Publicado em: 23/05/2018


Iniciada em 1987, “Wild Cards” é uma série que se mostra cada vez mais atual. Nela, vemos que, por mais que tenhamos alcançado diversos avanços tecnológicos desde então, em muitos aspectos (principalmente sociais e políticos) não estamos assim tão distantes da década de 1980.

Foi por isso que a editora Tor, responsável pela publicação da série nos EUA, decidiu dar início à publicação de uma série de artigos que, com esse distanciamento de três décadas, analisa os livros da série. Traduzimos o primeiro deles, escrito por Katie Rask, sobre O começo de tudo, e dividimos em quatro partes. Você pode conferi-las aquiaquiaquiaqui.

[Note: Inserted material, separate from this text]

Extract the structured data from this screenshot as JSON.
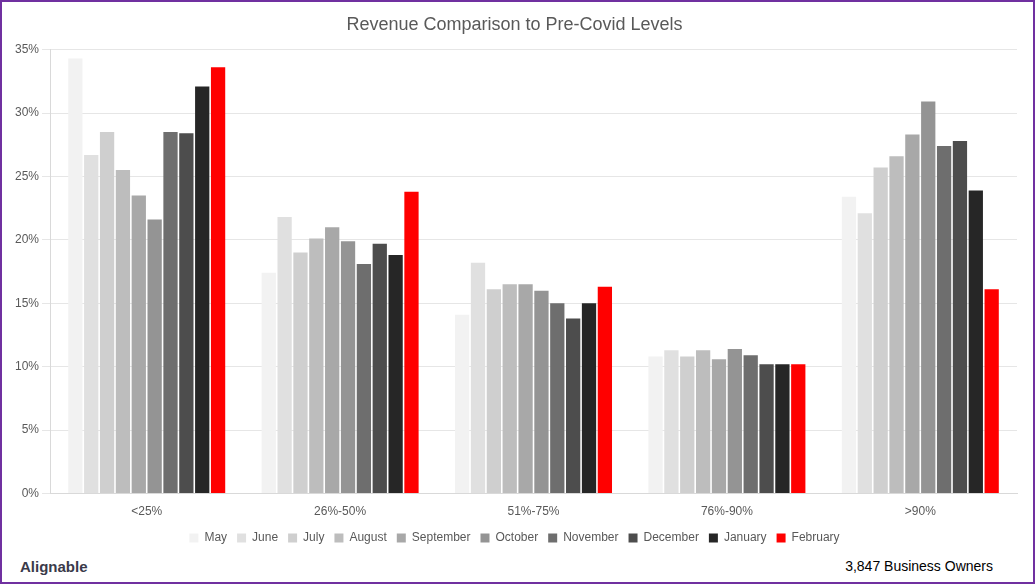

Hoje daremos inicio à tradução do texto sobre o segundo livro da série, Ases nas alturasBoa leitura!

 

O fungo espacial assassino ataca: Ases nas alturas é uma poderosa carta de amor à ficção científica

por Katie Rask

PARTE I

Em 1985, a Terra é atacada por uma horda alienígena enviada por uma imensa biomassa espacial. No nordeste dos Estados Unidos, cartas selvagens ajudam a frear o primeiro ataque da horda, porém não sem inúmeras baixas entre os humanos. Enquanto isso, a chegada da Mãe do Enxame está conectada a um culto de Maçons Egípcios, liderado pelo repugnante Astrônomo. Os membros desse culto esperam conseguir trazer a Mãe do Enxame à Terra. Você pode achar que as coisas não têm como piorar, mas, subitamente, integrantes da família de Tachyon, uma das mais importantes entre os takisianos (alienígenas criadores do vírus carta selvagem) aparecem na terra. Os mocinhos, então, devem se unir para combater os takisianos, para derrubar os Maçons e, por último, para derrotar a Mãe do Enxame.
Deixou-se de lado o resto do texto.